Lars Ulrich: "Eu ainda não sinto que nos desafiamos o suficiente. Nós ainda falamos sobre 'o próximo álbum'. Nós podemos fazer o que quisermos com nossa música. 'Nós escondemos um novo CD do Metallica em cada CEP dos Estados Unidos. Vá achá-lo!' Não há nada além de opções."

"Eu não menciono a palvra 'trabalho'. O trabalho da manhã, preparar meus três filhos para a escola - isso é parte do trabalho do meu dia. Quando eu venho aqui é onde a diversão começa."

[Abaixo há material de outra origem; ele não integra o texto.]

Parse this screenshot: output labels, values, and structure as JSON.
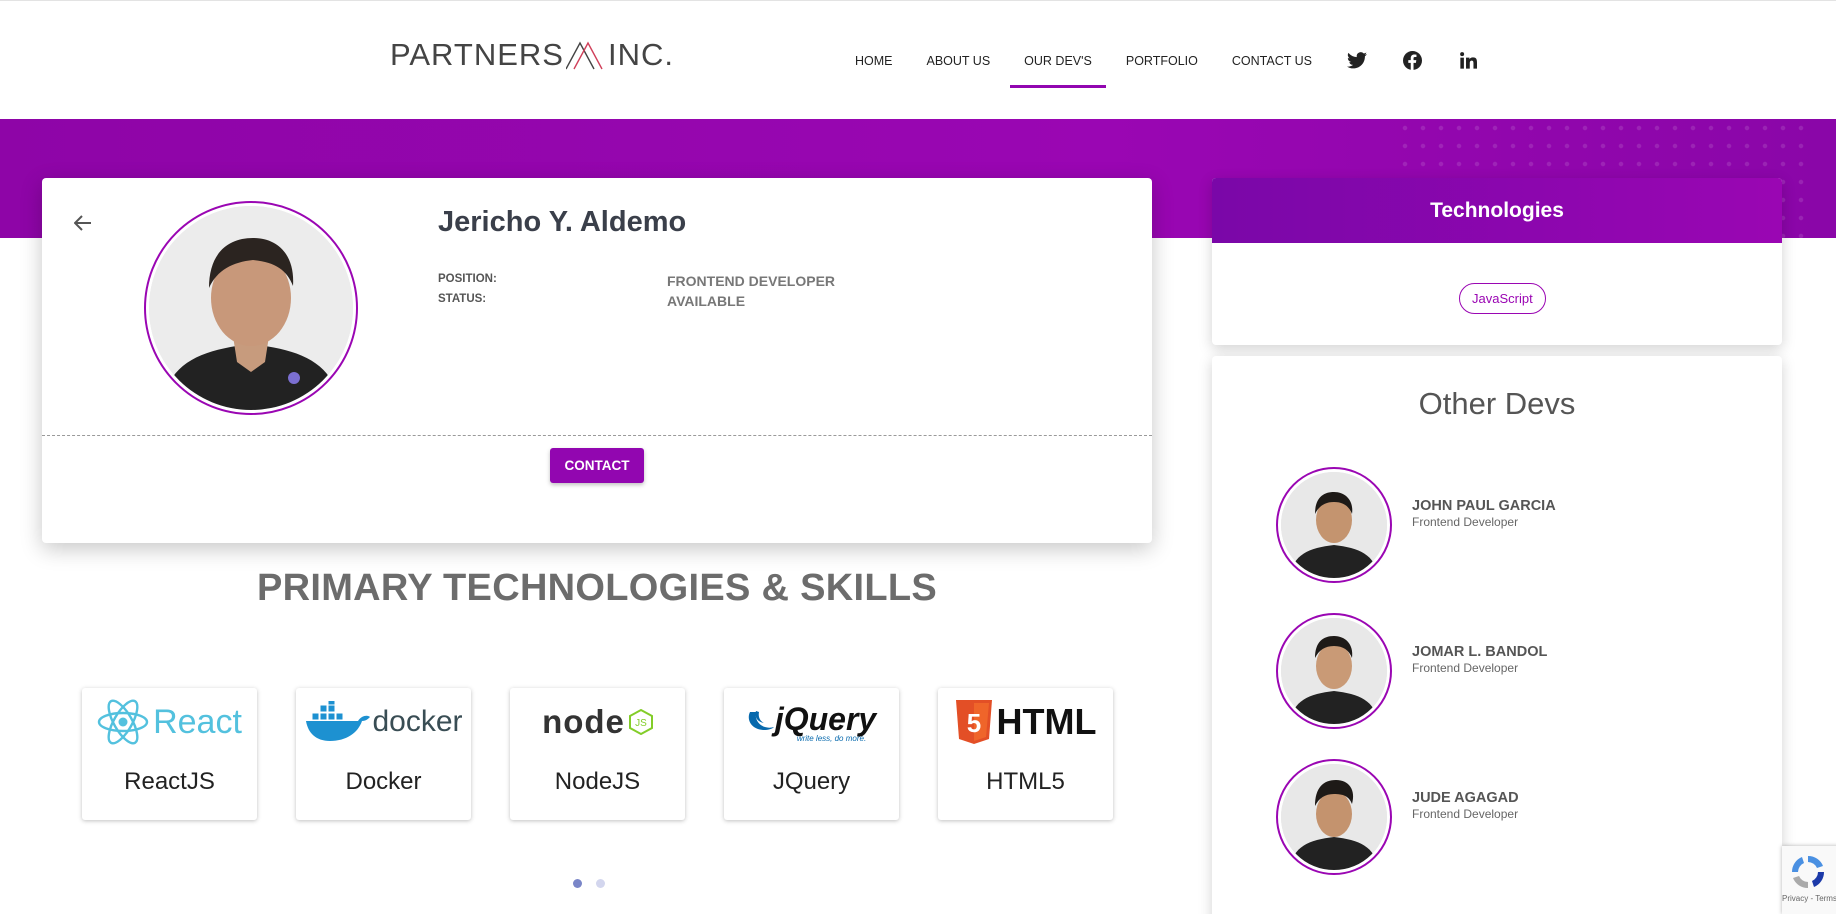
{
  "logo": {
    "left": "PARTNERS",
    "right": "INC."
  },
  "nav": {
    "items": [
      "HOME",
      "ABOUT US",
      "OUR DEV'S",
      "PORTFOLIO",
      "CONTACT US"
    ],
    "active": "OUR DEV'S",
    "social": [
      "twitter-icon",
      "facebook-icon",
      "linkedin-icon"
    ]
  },
  "profile": {
    "name": "Jericho Y. Aldemo",
    "position_label": "POSITION:",
    "position_value": "FRONTEND DEVELOPER",
    "status_label": "STATUS:",
    "status_value": "AVAILABLE",
    "contact_label": "CONTACT"
  },
  "skills": {
    "title": "PRIMARY TECHNOLOGIES & SKILLS",
    "items": [
      {
        "name": "ReactJS",
        "logo_text": "React"
      },
      {
        "name": "Docker",
        "logo_text": "docker"
      },
      {
        "name": "NodeJS",
        "logo_text": "node"
      },
      {
        "name": "JQuery",
        "logo_text": "jQuery",
        "logo_sub": "write less, do more."
      },
      {
        "name": "HTML5",
        "logo_text": "HTML",
        "logo_badge": "5"
      }
    ]
  },
  "technologies": {
    "title": "Technologies",
    "chips": [
      "JavaScript"
    ]
  },
  "other_devs": {
    "title": "Other Devs",
    "devs": [
      {
        "name": "JOHN PAUL GARCIA",
        "role": "Frontend Developer"
      },
      {
        "name": "JOMAR L. BANDOL",
        "role": "Frontend Developer"
      },
      {
        "name": "JUDE AGAGAD",
        "role": "Frontend Developer"
      }
    ]
  },
  "recaptcha": {
    "text": "Privacy - Terms"
  },
  "colors": {
    "brand": "#9206b0",
    "brand_dark": "#7a07a8"
  }
}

Rolling Stone: Vocês se distanciaram de fazer música nova, já que estão são ocupados fazendo turnês, o festival e o filme 3D.

Kirk Hammett: "Nós sabemos há pelo menos dois anos que temos que começar a compor músicas. Parece que eu estou do lado de uma montanha: há esta enorme pedra que eu sei que vai começar a rolar algum dias desses. E quando começar, nós não conseguiremos parar. Mas ela não começou a rolar ainda."

"Está na mente de todo mundo. Quando terminamos [de tocar os shows de 30 anos] no Fillmore [em São Francisco] no ano passado, eu pensei, 'daqui um ano, eu vou ter 50 anos. Nesse ritmo, isto significa que eu tenho dois álbuns restantes em mim? Três?' Mas se se andarmos em um ritmo diferente, quem sabe? Cinco? A única coisa que eu aprendi é que você não pode ser muito profético nesta banda, porque algo acontece, e as coisas mudam completamente."

Rolling Stone: Quanto vocês compuseram, falando de riffs, para o próximo disco?

Robert Trujillo: "Eu tenho cerca de 20 idéias que eu me sinto realmente bem sobre elas, onde no 'Death Magnetic' eu tinha uma ou duas. Mas uma delas acabou sendo a 'Suicide and Redemption'. Hetfield - ele é uma máquina de compor. Kirk tem mais de 300 idéias. Há tanta coisa das jams da sala de ensaios, de todos estes anos de turnê. Eu gosto de pensar que eu tenho 20 idéias em que eu acredito."

Rolling Stone: Qual a melhor até agora?

Robert Trujillo: "[Sorri] Há uma que me lembra de algo saído do 'Vol. 4' do Black Sabbath."